Data Formats

GlassFlow decodes each source message into a flat field map before it enters the processing pipeline, so deduplication, filtering, stateless transformations, joins, and the ClickHouse sink all behave the same way regardless of the wire format.

Format	Editions	Notes
JSON	Open Source and Enterprise	Default format for all sources. Inline `schema_fields`, or Confluent Schema Registry Enterprise.
Avro Enterprise	Enterprise	Kafka sources only. Inline `.avsc` or Confluent Schema Registry.
Protobuf Enterprise	Enterprise	Kafka sources only. Inline `.proto` or Confluent Schema Registry.

The format is selected per Kafka source with the format field ("json", "avro", or "protobuf"). When omitted, GlassFlow defaults to JSON. For the source fields involved, see Kafka Topic Configuration.

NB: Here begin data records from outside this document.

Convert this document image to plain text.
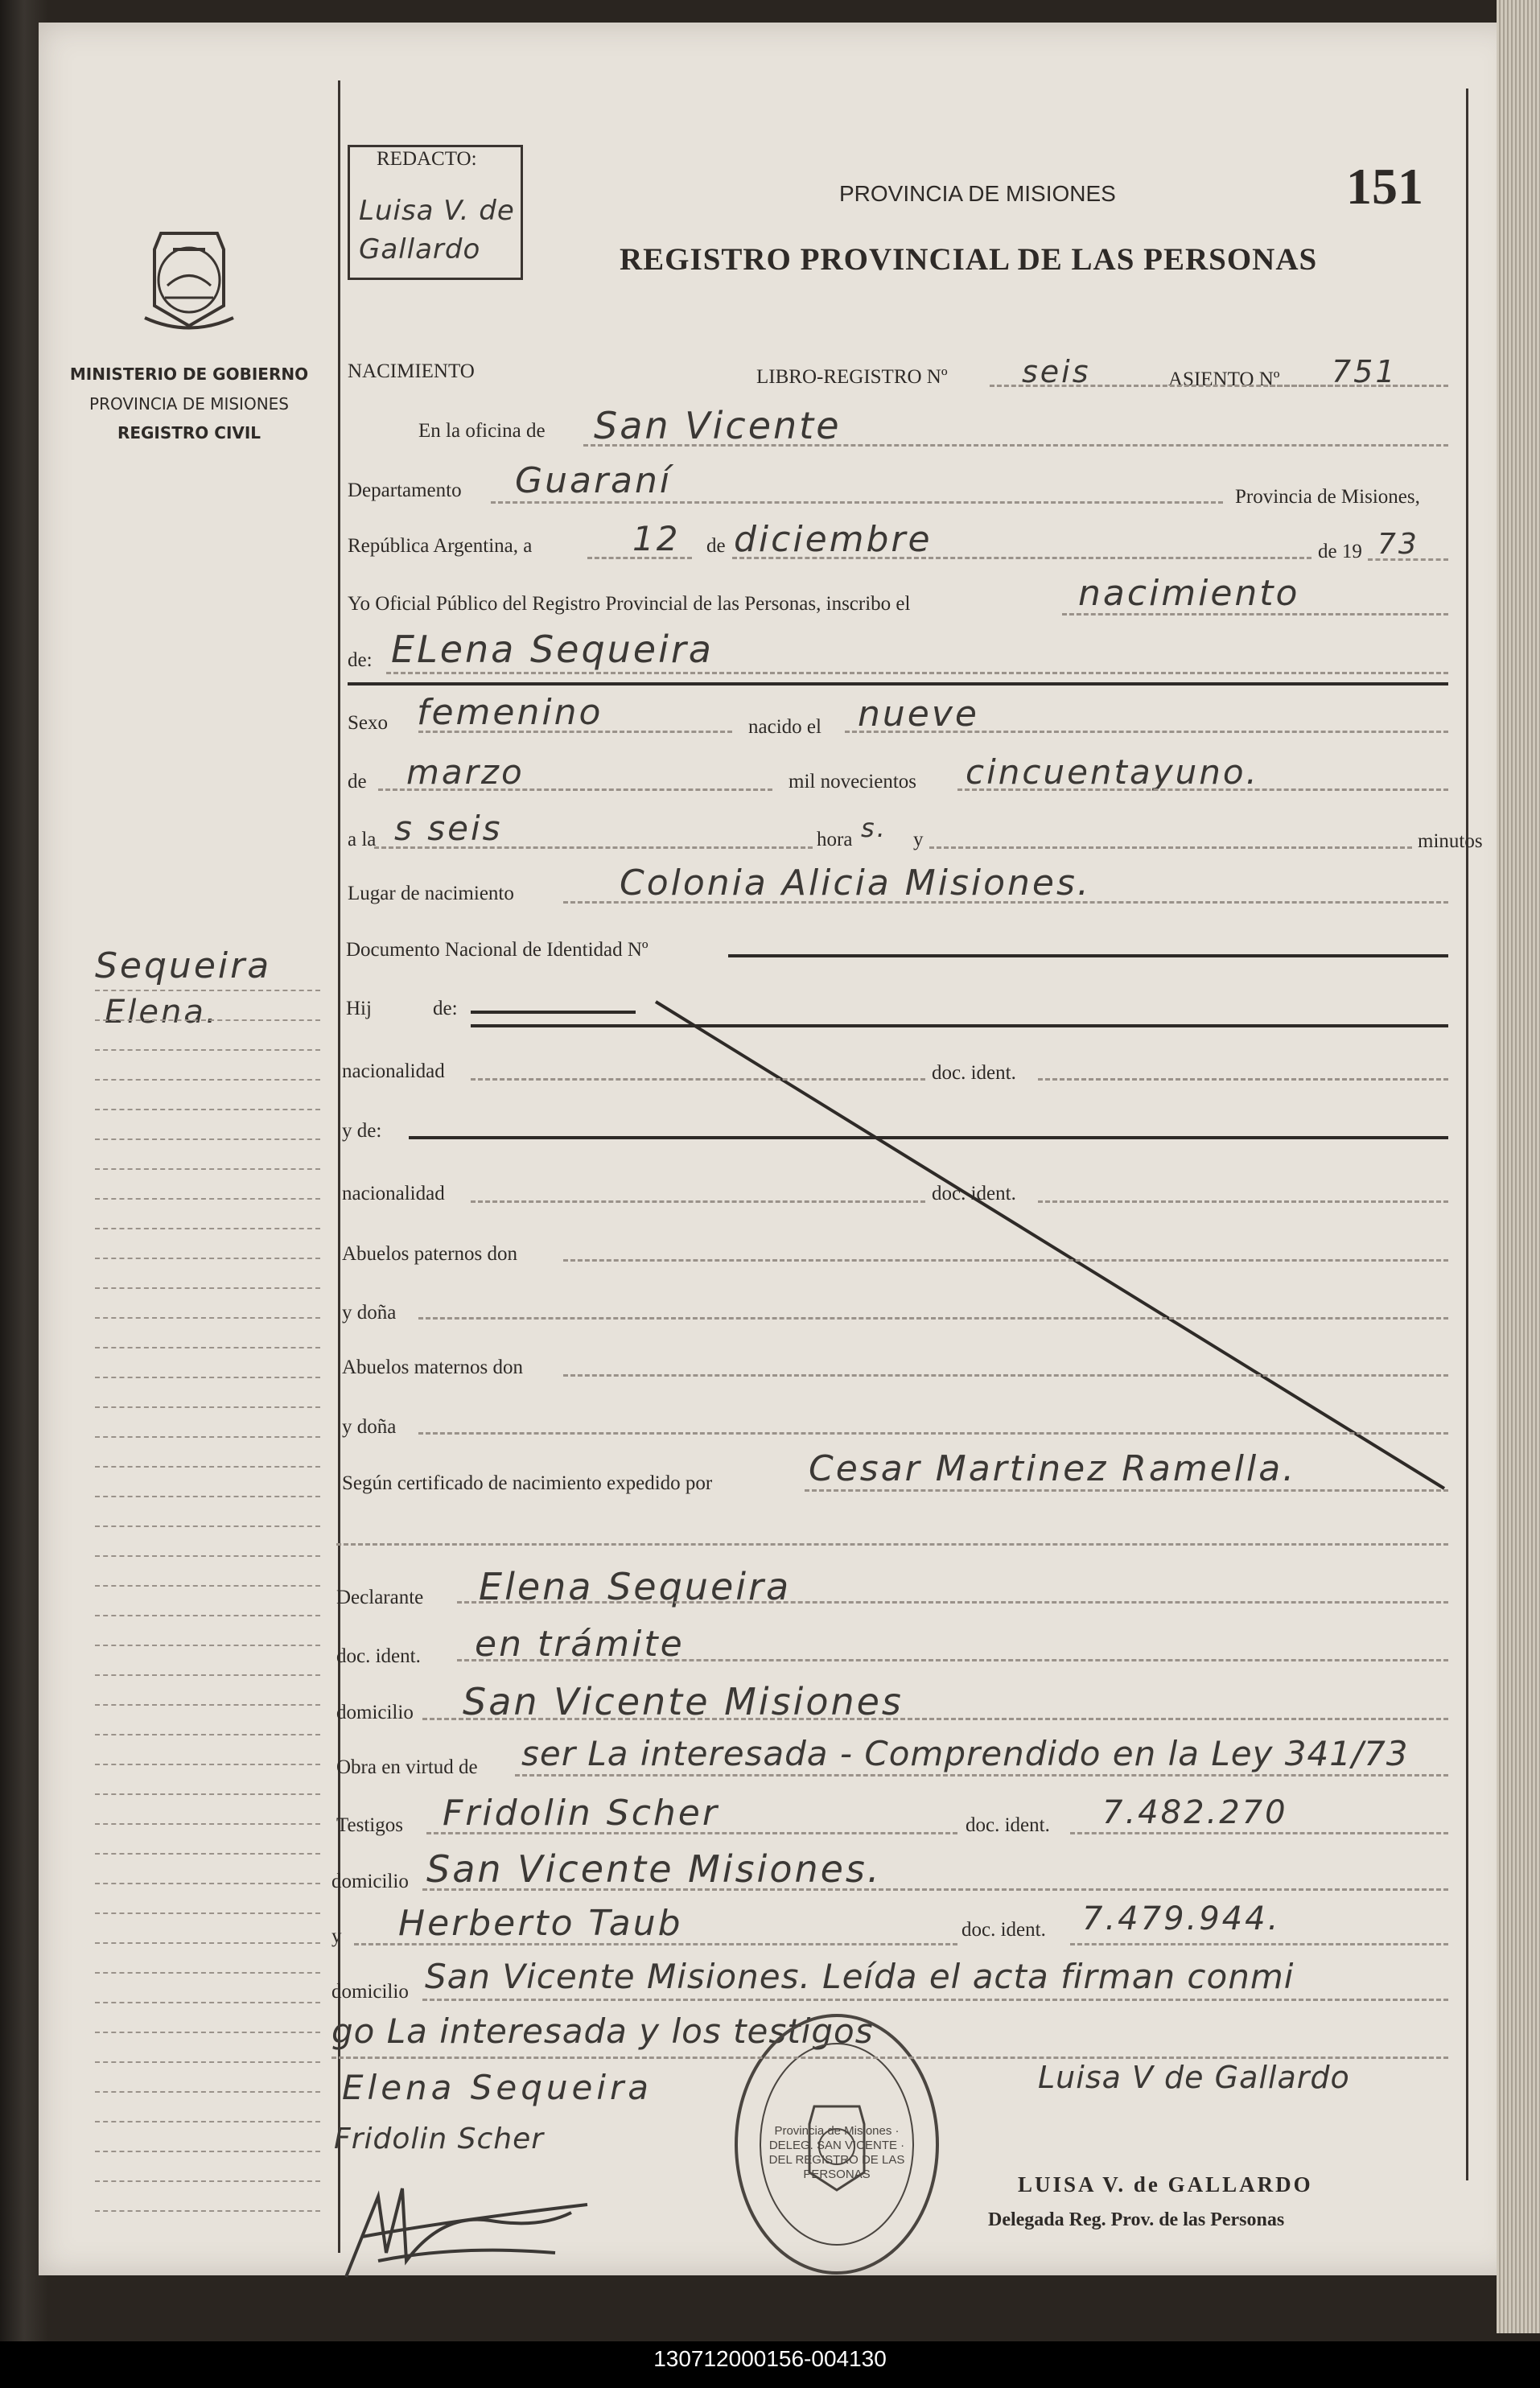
MINISTERIO DE GOBIERNO
PROVINCIA DE MISIONES
REGISTRO CIVIL
Sequeira
Elena.
REDACTO:
Luisa V. de Gallardo
PROVINCIA DE MISIONES
REGISTRO PROVINCIAL DE LAS PERSONAS
151
NACIMIENTO	LIBRO-REGISTRO Nº seis	ASIENTO Nº 751
En la oficina de San Vicente
Departamento Guaraní	Provincia de Misiones,
República Argentina, a	12 de diciembre	de 19 73
Yo Oficial Público del Registro Provincial de las Personas, inscribo el	nacimiento
de: ELena Sequeira
Sexo femenino	nacido el nueve
de marzo	mil novecientos cincuentayuno.
a la s seis	hora s. y	minutos
Lugar de nacimiento	Colonia Alicia Misiones.
Documento Nacional de Identidad Nº
Hij	de:
nacionalidad	doc. ident.
y de:
nacionalidad	doc. ident.
Abuelos paternos don
y doña
Abuelos maternos don
y doña
Según certificado de nacimiento expedido por	Cesar Martinez Ramella.
Declarante Elena Sequeira
doc. ident. en trámite
domicilio San Vicente Misiones
Obra en virtud de ser La interesada - Comprendido en la Ley 341/73
Testigos Fridolin Scher	doc. ident. 7.482.270
domicilio San Vicente Misiones.
y Herberto Taub	doc. ident. 7.479.944.
domicilio San Vicente Misiones. Leída el acta firman conmi
go La interesada y los testigos
Elena Sequeira
Fridolin Scher
Luisa V de Gallardo
LUISA V. de GALLARDO
Delegada Reg. Prov. de las Personas
Provincia de Misiones · DELEG. SAN VICENTE · DEL REGISTRO DE LAS PERSONAS
130712000156-004130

Avro and Protobuf are available in the Enterprise Edition only. JSON is available in both editions. Get in touch to request access to the Enterprise formats.

JSON Format

JSON is GlassFlow’s default source format. All messages consumed from a JSON source must be valid JSON objects. For Kafka sources, messages in the topic are parsed as JSON. For OTLP sources, the OTLP protobuf payload is automatically flattened to JSON by GlassFlow.

JSON sources declare their fields with the top-level schema_fields array, which is the standard form across GlassFlow (Open Source and Enterprise). Avro and Protobuf instead carry their schema inside the schema object (schema.file, and schema.message_type for Protobuf), because GlassFlow derives the field list from the encoded schema rather than from an explicit declaration.

Provide the schema in one of two modes:

Mode	When to use
Inline	Declare the fields to ingest directly on the source with `schema_fields`. The topic carries plain JSON, with no envelope.
Confluent Schema Registry Enterprise	Your producers register a JSON Schema with a Confluent-compatible registry. GlassFlow fetches the schema by the ID embedded in each message’s Confluent envelope.

Inline schema

Declare each field you want to ingest in schema_fields on the source. The topic carries plain JSON objects with no wire envelope, so no format is required ("json" is the default).


{
  "type": "kafka",
  "source_id": "events",
  "connection_params": { "...": "..." },
  "topic": "json_events",
  "schema_fields": [
    { "name": "event_id", "type": "string" },
    { "name": "user_id",  "type": "string" },
    { "name": "amount",   "type": "float64" }
  ],
  "consumer_group_initial_offset": "earliest"
}

Confluent Schema Registry

Enterprise

When your producers register a JSON Schema with a Confluent-compatible Schema Registry, add a schema_registry object to the source instead of relying on raw JSON. GlassFlow fetches the schema referenced by the ID in each message’s Confluent envelope and uses it to validate the payload before the fields are extracted.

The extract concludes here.